Oberlandesgericht Köln Beschluss09.11.2004

Teilnahme an "Schenkkreisen" ist sittenwidrigRückzah­lungs­ansprüche der Teilnehmer können ausgeschlossen sein

Das OLG Köln hat sich in mehreren Entscheidungen mit der Beteiligung an sog. Schenkkreisen befasst. Es hat hierbei entschieden: Der Vertrag über die Teilnahme an einem solchen Schenkkreis ist sittenwidrig. Der Teilnehmer kann jedoch nicht die Rückzahlung des für seinen "Beitritt" gezahlten Betrages verlangen, wenn er sich der Einsicht in den Schnee­ba­ll­cha­rakter des Systems leichtfertig verschließt.

In einem der entschiedenen Fälle hatte die Ehefrau des Klägers, eine Frau aus dem Bonner Raum, im September 2003 eine Werbe­ver­an­staltung für die "Schenkbörse 2003" besucht. Deren System ist wie eine auf dem Kopf stehende, in mehrere Ränge untergliederte Pyramide aufgebaut. Einige Tage später übernahm die Ehefrau des Klägers vom Beklagten, der selbst Teilnehmer der Schenkbörse war, gegen Zahlung von 10.000 Euro dessen dritte Rangstelle im System. Der Beklagte hatte diesen Platz seinerseits zu einem früheren Zeitpunkt gegen Zahlung desselben Betrages erhalten. Die auf Rückzahlung der 10.000 Euro gerichtete Klage blieb in zwei Instanzen erfolglos. Das OLG Köln als Berufungs­gericht führte aus:

Bei den dem Schenkkreis zugrunde liegenden Regeln handele es sich um ein Schnee­ba­ll­system. Die Gewinnerwartung beruhe allein darauf, dass eine immer stärker ansteigende Zahl von Teilnehmern den geforderten Beitrag leiste. Im Wesentlichen hätten jedoch nur die Initiatoren als erste Mitspieler eine sichere Gewinnchance, während die späteren Teilnehmer zumeist ihren Einsatz verlieren müssten, weil angesichts des Verviel­fäl­ti­gungs­faktors in überschaubarer Zeit keine Mitspieler mehr gewonnen werden könnten. Darüber hinaus sei der Schenkkreis darauf angelegt, dass die Teilnehmer in ihrem privaten und beruflichen Umfeld nach neuen Mitspielern suchten, was zu einer Kommer­zi­a­li­sierung des Privatlebens und zu nachhaltigen Einflüssen auf das Privatleben führe. Ein solches System, das die Gefahr erheblicher Belastungen im sozialen Umfeld mit sich bringe, verstoße schon an sich gegen die guten Sitten. Daher sei die Abrede zwischen der Ehefrau des Klägers und dem Beklagten betreffend die Übernahme der dritten Rangstelle gegen Zahlung von 10.000 Euro wegen Sitten­wid­rigkeit nichtig.

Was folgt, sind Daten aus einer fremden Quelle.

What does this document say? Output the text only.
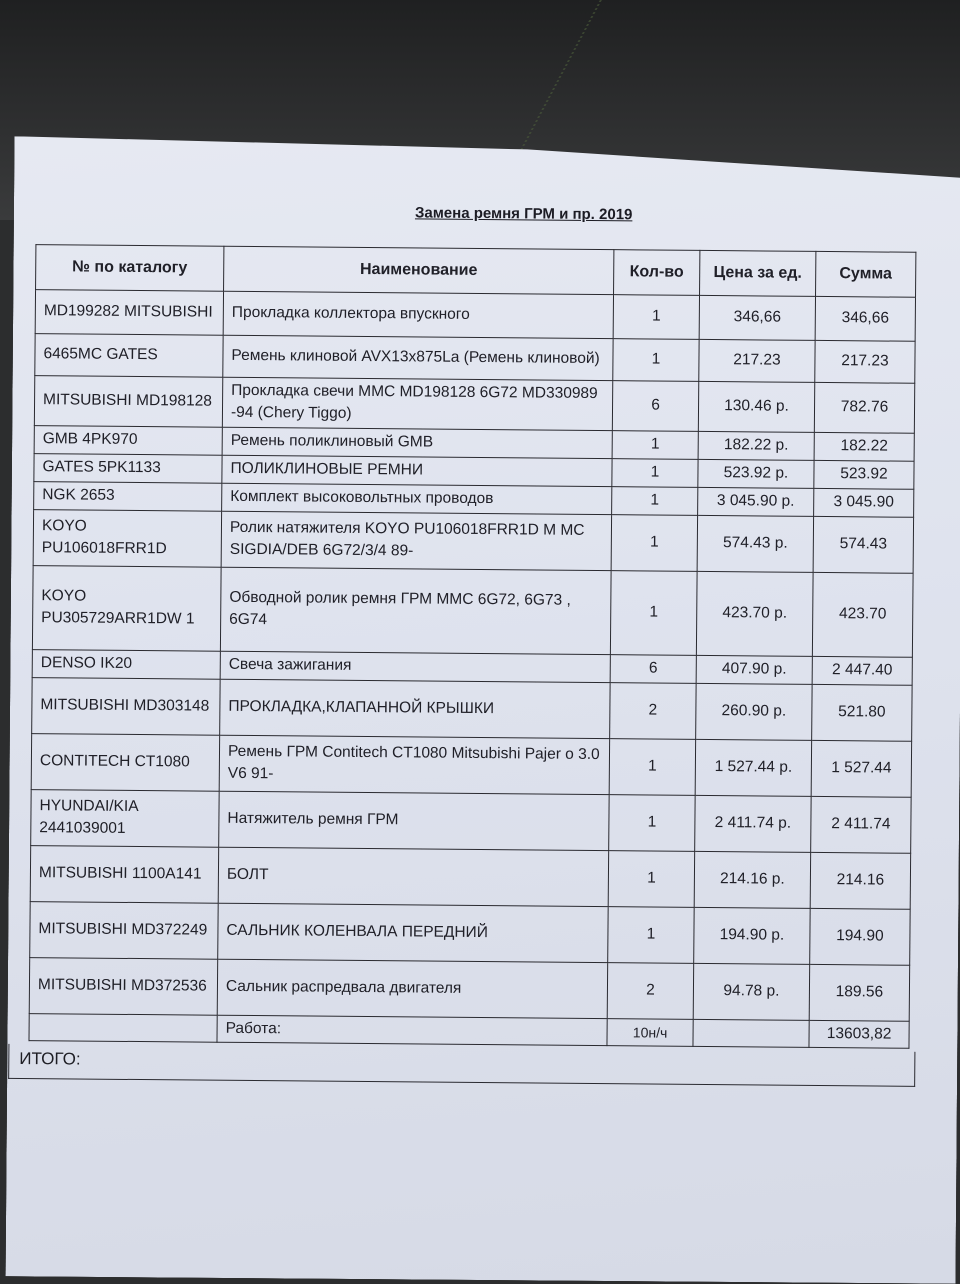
Замена ремня ГРМ и пр. 2019
№ по каталогу	Наименование	Кол-во	Цена за ед.	Сумма
MD199282 MITSUBISHI	Прокладка коллектора впускного	1	346,66	346,66
6465MC GATES	Ремень клиновой AVX13x875La (Ремень клиновой)	1	217.23	217.23
MITSUBISHI MD198128	Прокладка свечи MMC MD198128 6G72 MD330989 -94 (Chery Tiggo)	6	130.46 р.	782.76
GMB 4PK970	Ремень поликлиновый GMB	1	182.22 р.	182.22
GATES 5PK1133	ПОЛИКЛИНОВЫЕ РЕМНИ	1	523.92 р.	523.92
NGK 2653	Комплект высоковольтных проводов	1	3 045.90 р.	3 045.90
KOYO PU106018FRR1D	Ролик натяжителя KOYO PU106018FRR1D M MC SIGDIA/DEB 6G72/3/4 89-	1	574.43 р.	574.43
KOYO PU305729ARR1DW 1	Обводной ролик ремня ГРМ MMC 6G72, 6G73 , 6G74	1	423.70 р.	423.70
DENSO IK20	Свеча зажигания	6	407.90 р.	2 447.40
MITSUBISHI MD303148	ПРОКЛАДКА,КЛАПАННОЙ КРЫШКИ	2	260.90 р.	521.80
CONTITECH CT1080	Ремень ГРМ Contitech CT1080 Mitsubishi Pajer o 3.0 V6 91-	1	1 527.44 р.	1 527.44
HYUNDAI/KIA 2441039001	Натяжитель ремня ГРМ	1	2 411.74 р.	2 411.74
MITSUBISHI 1100A141	БОЛТ	1	214.16 р.	214.16
MITSUBISHI MD372249	САЛЬНИК КОЛЕНВАЛА ПЕРЕДНИЙ	1	194.90 р.	194.90
MITSUBISHI MD372536	Сальник распредвала двигателя	2	94.78 р.	189.56
	Работа:	10н/ч		13603,82
ИТОГО:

Gleichwohl stehe der Ehefrau des Klägers der danach an sich gegebene Rückzah­lungs­an­spruch gegen den Beklagten aus Rechtsgründen nicht zu. Denn die Ehefrau habe mit dem Abschluss der Übernah­me­ver­ein­barung und der Hingabe des Geldes - objektiv - ebenfalls gegen die guten Sitten verstoßen und sich - subjektiv - dieser Einsicht leichtfertig verschlossen.

Zwar seien die sozialen Rahmen­be­din­gungen, unter denen das beanstandete Geschäft zustande gekommen sei, namentlich die in Schenkkreisen erlebten Gemeinsamkeiten, zu berücksichtigen. Auch werde dem Schenkkreis durch Anwesenheit von Honoratioren ein seriöser Anstrich verliehen. Die Verbreitung einer "Goldgrä­ber­stimmung" sowie Mitläu­fe­r­effekte trügen ebenfalls zur Herabsetzung von Hemmschwellen bei. Gleichwohl habe der Ehefrau des Klägers der Schnee­ba­ll­cha­rakter des Systems, wonach jeder Gewinnerwartung die Schädigung später eintretender Mitspieler zugrunde liege, schlechthin nicht entgehen können.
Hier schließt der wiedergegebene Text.